A look at President Niinistö's comments at the Paris Peace Forum, fast-tracking work-related residence permits, and updated speeding regulations bite a driver.

Emmanuel Macron ja Sauli Niinistö tervehtivät toisiaan Elysee-palatsin edessä Pariisissa isänpäivänä 11. marraskuuta.
President Sauli Niinistö greets French President Emmanuel Macron at the Paris Peace Forum. Image: Jacques Demarthon / AFP

Largest circulation daily Helsingin Sanomat covers the inaugural Paris peace conference that brought together world leaders at the Champs-Élysées in the French capital on Sunday, hosted by French President Emmanuel Macron. The event was held to mark 100 years since the end of the First World War.

According to Finnish President Sauli Niinistö, who attended the event and was interviewed by the paper, peace is Europe's and the world’s number one issue right now.
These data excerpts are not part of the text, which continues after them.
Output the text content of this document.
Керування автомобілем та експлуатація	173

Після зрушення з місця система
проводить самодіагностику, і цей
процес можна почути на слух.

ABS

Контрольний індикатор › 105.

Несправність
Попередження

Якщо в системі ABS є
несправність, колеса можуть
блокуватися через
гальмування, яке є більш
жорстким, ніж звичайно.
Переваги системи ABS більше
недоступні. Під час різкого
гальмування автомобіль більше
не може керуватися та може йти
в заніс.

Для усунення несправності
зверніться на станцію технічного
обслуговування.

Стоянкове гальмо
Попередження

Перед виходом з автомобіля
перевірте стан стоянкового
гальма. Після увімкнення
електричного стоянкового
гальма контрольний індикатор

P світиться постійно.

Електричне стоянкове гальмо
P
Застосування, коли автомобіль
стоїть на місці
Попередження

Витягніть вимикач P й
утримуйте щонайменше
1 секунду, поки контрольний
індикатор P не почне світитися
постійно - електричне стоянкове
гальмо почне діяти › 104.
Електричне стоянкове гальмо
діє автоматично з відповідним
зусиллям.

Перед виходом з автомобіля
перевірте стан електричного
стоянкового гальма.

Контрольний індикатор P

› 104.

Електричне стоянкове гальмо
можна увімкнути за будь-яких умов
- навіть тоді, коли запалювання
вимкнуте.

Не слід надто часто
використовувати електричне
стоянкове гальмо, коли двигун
"I have been worried that Europe is not at the negotiating table where (major world) conflicts are being discussed. We need to be strong to remain at the negotiating table," he said.
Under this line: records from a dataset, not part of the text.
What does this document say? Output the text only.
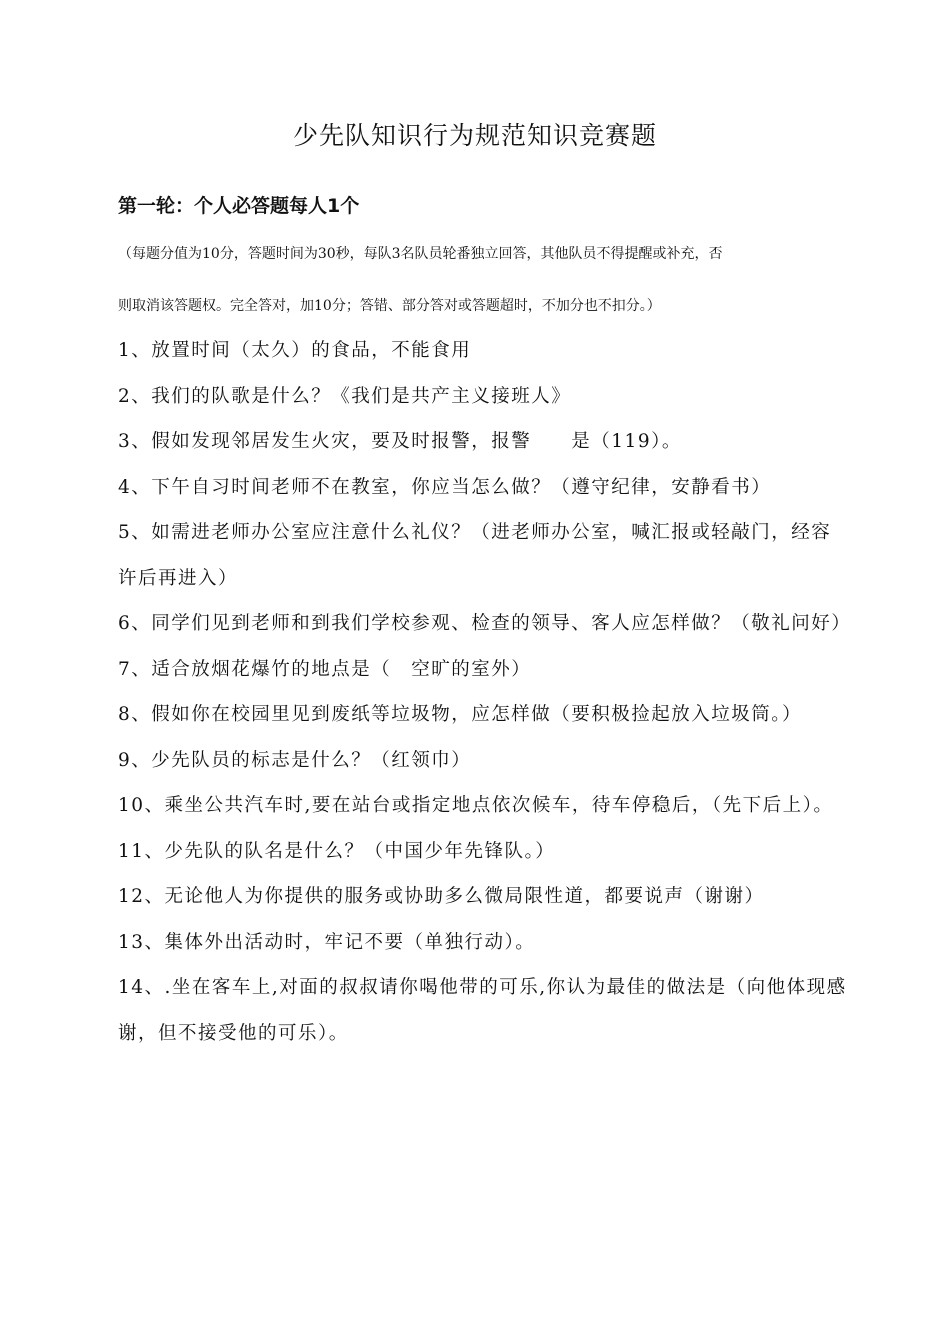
少先队知识行为规范知识竞赛题
第一轮：个人必答题每人1个
（每题分值为10分，答题时间为30秒，每队3名队员轮番独立回答，其他队员不得提醒或补充，否
则取消该答题权。完全答对，加10分；答错、部分答对或答题超时，不加分也不扣分。）
1、放置时间（太久）的食品，不能食用
2、我们的队歌是什么？《我们是共产主义接班人》
3、假如发现邻居发生火灾，要及时报警，报警　　是（119）。
4、下午自习时间老师不在教室，你应当怎么做？（遵守纪律，安静看书）
5、如需进老师办公室应注意什么礼仪？（进老师办公室，喊汇报或轻敲门，经容许后再进入）
6、同学们见到老师和到我们学校参观、检查的领导、客人应怎样做？（敬礼问好）
7、适合放烟花爆竹的地点是（　空旷的室外）
8、假如你在校园里见到废纸等垃圾物，应怎样做（要积极捡起放入垃圾筒。）
9、少先队员的标志是什么？（红领巾）
10、乘坐公共汽车时,要在站台或指定地点依次候车，待车停稳后，（先下后上）。
11、少先队的队名是什么？（中国少年先锋队。）
12、无论他人为你提供的服务或协助多么微局限性道，都要说声（谢谢）
13、集体外出活动时，牢记不要（单独行动）。
14、.坐在客车上,对面的叔叔请你喝他带的可乐,你认为最佳的做法是（向他体现感谢，但不接受他的可乐）。
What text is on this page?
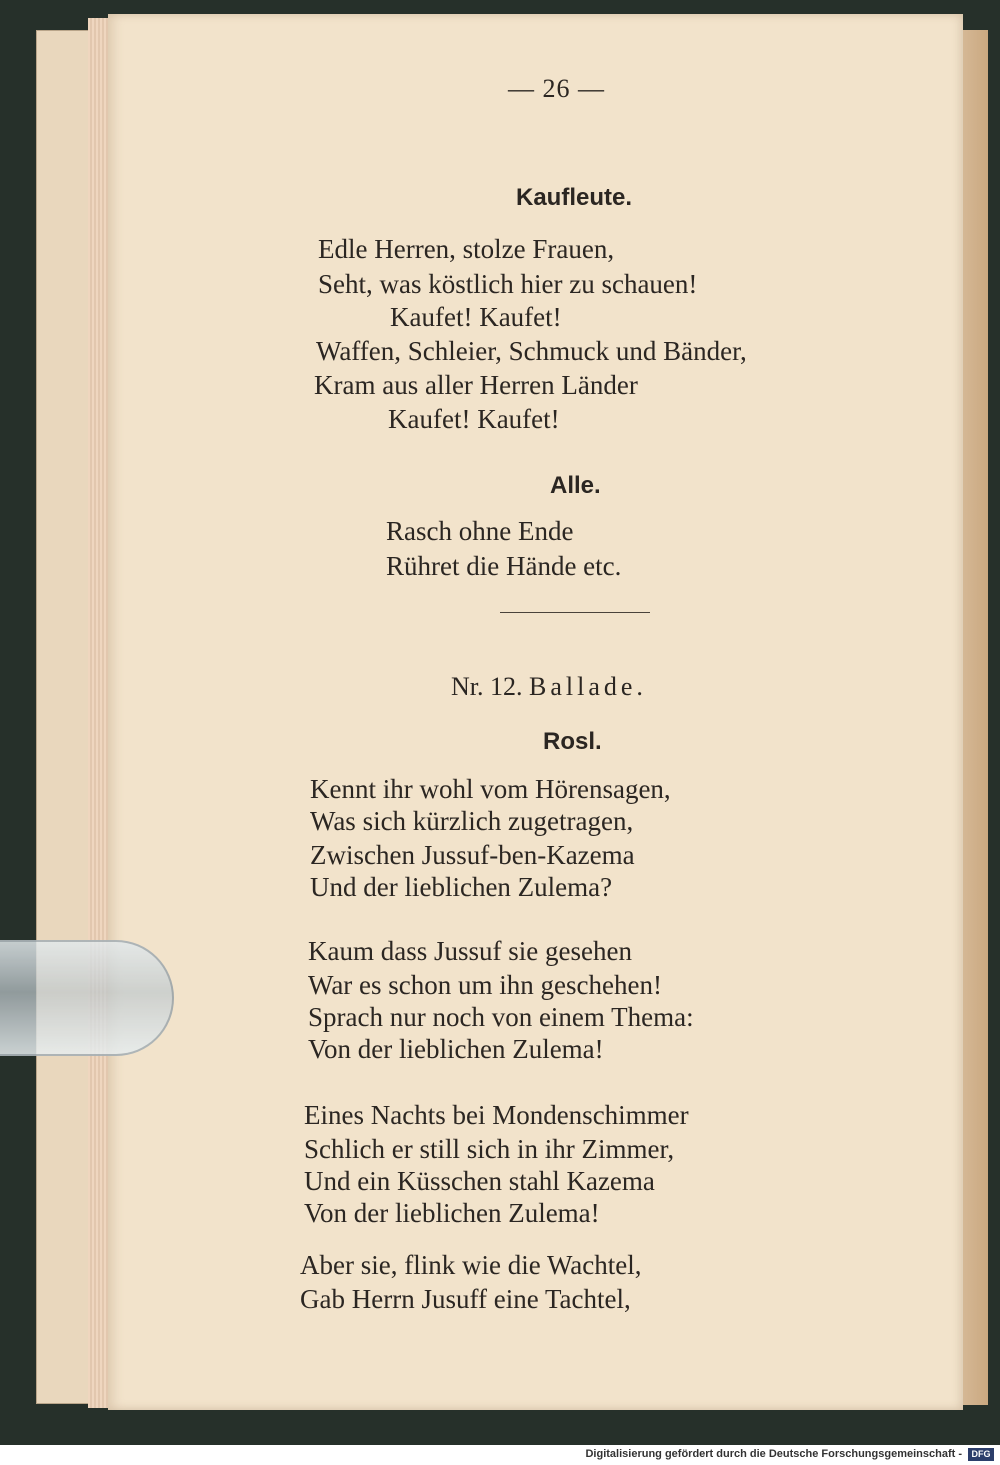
— 26 —
Kaufleute.
Edle Herren, stolze Frauen,
Seht, was köstlich hier zu schauen!
Kaufet! Kaufet!
Waffen, Schleier, Schmuck und Bänder,
Kram aus aller Herren Länder
Kaufet! Kaufet!
Alle.
Rasch ohne Ende
Rühret die Hände etc.
Nr. 12. Ballade.
Rosl.
Kennt ihr wohl vom Hörensagen,
Was sich kürzlich zugetragen,
Zwischen Jussuf-ben-Kazema
Und der lieblichen Zulema?
Kaum dass Jussuf sie gesehen
War es schon um ihn geschehen!
Sprach nur noch von einem Thema:
Von der lieblichen Zulema!
Eines Nachts bei Mondenschimmer
Schlich er still sich in ihr Zimmer,
Und ein Küsschen stahl Kazema
Von der lieblichen Zulema!
Aber sie, flink wie die Wachtel,
Gab Herrn Jusuff eine Tachtel,
Digitalisierung gefördert durch die Deutsche Forschungsgemeinschaft -	DFG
Niinistö was one of the more than 70 heads of state in attendance, who included American president Donald Trump and Russian president Vladimir Putin.

"The atmosphere affected everyone and there was no discord among the Europeans. Even Trump and Putin were polite to one another," Niinistö told reporters. "Perhaps we started to believe that good will triumph, but that’s important, if we are to counter evil,” he added.
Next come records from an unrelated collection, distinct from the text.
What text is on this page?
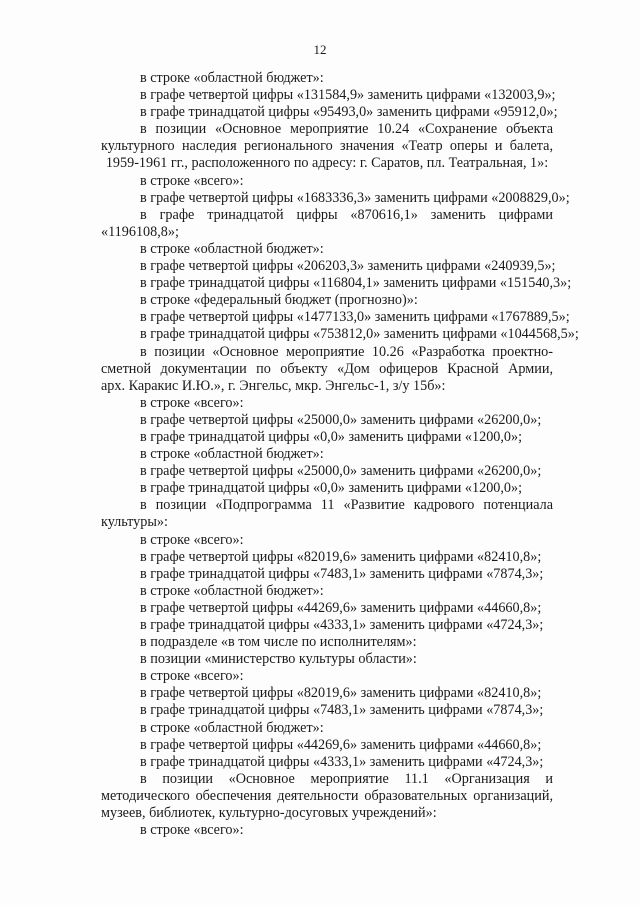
12
в строке «областной бюджет»:
в графе четвертой цифры «131584,9» заменить цифрами «132003,9»;
в графе тринадцатой цифры «95493,0» заменить цифрами «95912,0»;
в позиции «Основное мероприятие 10.24 «Сохранение объекта
культурного наследия регионального значения «Театр оперы и балета,
1959-1961 гг., расположенного по адресу: г. Саратов, пл. Театральная, 1»:
в строке «всего»:
в графе четвертой цифры «1683336,3» заменить цифрами «2008829,0»;
в графе тринадцатой цифры «870616,1» заменить цифрами
«1196108,8»;
в строке «областной бюджет»:
в графе четвертой цифры «206203,3» заменить цифрами «240939,5»;
в графе тринадцатой цифры «116804,1» заменить цифрами «151540,3»;
в строке «федеральный бюджет (прогнозно)»:
в графе четвертой цифры «1477133,0» заменить цифрами «1767889,5»;
в графе тринадцатой цифры «753812,0» заменить цифрами «1044568,5»;
в позиции «Основное мероприятие 10.26 «Разработка проектно-
сметной документации по объекту «Дом офицеров Красной Армии,
арх. Каракис И.Ю.», г. Энгельс, мкр. Энгельс-1, з/у 15б»:
в строке «всего»:
в графе четвертой цифры «25000,0» заменить цифрами «26200,0»;
в графе тринадцатой цифры «0,0» заменить цифрами «1200,0»;
в строке «областной бюджет»:
в графе четвертой цифры «25000,0» заменить цифрами «26200,0»;
в графе тринадцатой цифры «0,0» заменить цифрами «1200,0»;
в позиции «Подпрограмма 11 «Развитие кадрового потенциала
культуры»:
в строке «всего»:
в графе четвертой цифры «82019,6» заменить цифрами «82410,8»;
в графе тринадцатой цифры «7483,1» заменить цифрами «7874,3»;
в строке «областной бюджет»:
в графе четвертой цифры «44269,6» заменить цифрами «44660,8»;
в графе тринадцатой цифры «4333,1» заменить цифрами «4724,3»;
в подразделе «в том числе по исполнителям»:
в позиции «министерство культуры области»:
в строке «всего»:
в графе четвертой цифры «82019,6» заменить цифрами «82410,8»;
в графе тринадцатой цифры «7483,1» заменить цифрами «7874,3»;
в строке «областной бюджет»:
в графе четвертой цифры «44269,6» заменить цифрами «44660,8»;
в графе тринадцатой цифры «4333,1» заменить цифрами «4724,3»;
в позиции «Основное мероприятие 11.1 «Организация и
методического обеспечения деятельности образовательных организаций,
музеев, библиотек, культурно-досуговых учреждений»:
в строке «всего»:
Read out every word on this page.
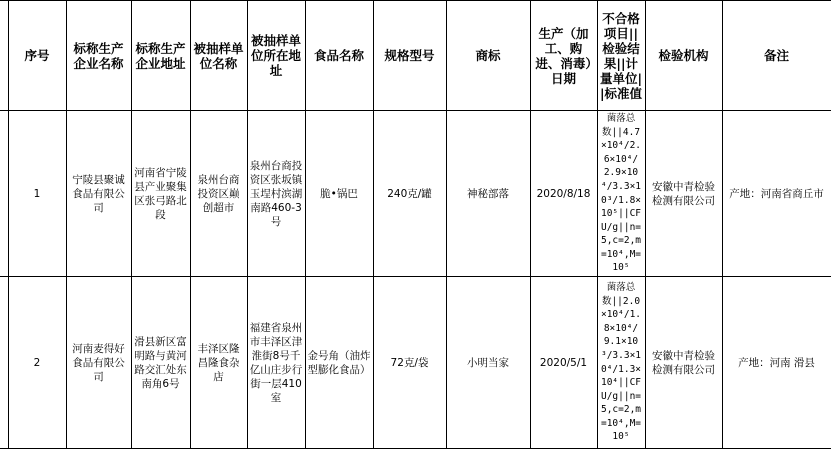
	序号	标称生产企业名称	标称生产企业地址	被抽样单位名称	被抽样单位所在地址	食品名称	规格型号	商标	生产（加工、购进、消毒）日期	不合格项目||检验结果||计量单位||标准值	检验机构	备注
	1	宁陵县聚诚食品有限公司	河南省宁陵县产业聚集区张弓路北段	泉州台商投资区巅创超市	泉州台商投资区张坂镇玉埕村滨湖南路460-3号	脆•锅巴	240克/罐	神秘部落	2020/8/18	菌落总数||4.7×10⁴/2.6×10⁴/2.9×10⁴/3.3×10³/1.8×10⁵||CFU/g||n=5,c=2,m=10⁴,M=10⁵	安徽中青检验检测有限公司	产地：河南省商丘市
	2	河南麦得好食品有限公司	滑县新区富明路与黄河路交汇处东南角6号	丰泽区隆昌隆食杂店	福建省泉州市丰泽区津淮街8号千亿山庄步行街一层410室	金号角（油炸型膨化食品）	72克/袋	小明当家	2020/5/1	菌落总数||2.0×10⁴/1.8×10⁴/9.1×10³/3.3×10⁴/1.3×10⁴||CFU/g||n=5,c=2,m=10⁴,M=10⁵	安徽中青检验检测有限公司	产地：河南 滑县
In a speech at the Paris event, German Chancellor Angela Merkel made an impassioned plea for world peace and cooperation 100 years after Germany’s defeat in the First World War. She said "we must not simply stand by and watch" as conflicts continue to unfold around the world.

Speeding up work-related residence permits

Tabloid Iltalehti also leads with coverage of the Paris Peace Conference, before turning to local news. Citing a story from the Uutissuomalainen consortium, Iltalehti reports that work-related residence permits will be processed more quickly in the future -- within a few weeks as processing times in Finland will be reduced considerably. Currently, a work-related residence permit may take up to one year.

"The goal is to reach considerably faster processing times, such as a few weeks, but work is still in progress," Riitta Koponen, Legislative Director of the Ministry of the Interior told Uutissuomalainen.

The aim, according to the ministry, is to achieve the goal by developing new ways of working, automation, and increasing resources.

Just a little over the limit

Helsingin Sanomat’s sister tabloid Ilta-Sanomat covers the issue of speeding. A Kuopio man driving 37 kilometres an hour in a 30-kilometre zone received an expensive traffic ticket after a traffic camera recorded the violation in March. As the area the man was driving through was a construction zone, the speed limit was lower than normal.

Although the driver exceeded speed limit by only seven kilometres per hour, he exceeded the 3- to 6-kilometre per hour range in excess of the limit that would have resulted in only a warning citation from the police. Instead, the man received a fine of 170 euros.

New regulations introduced in autumn 2016 lowered the threshold for law enforcement to issue spot fines for driving seven kilometres or more above the stipulated speed limit.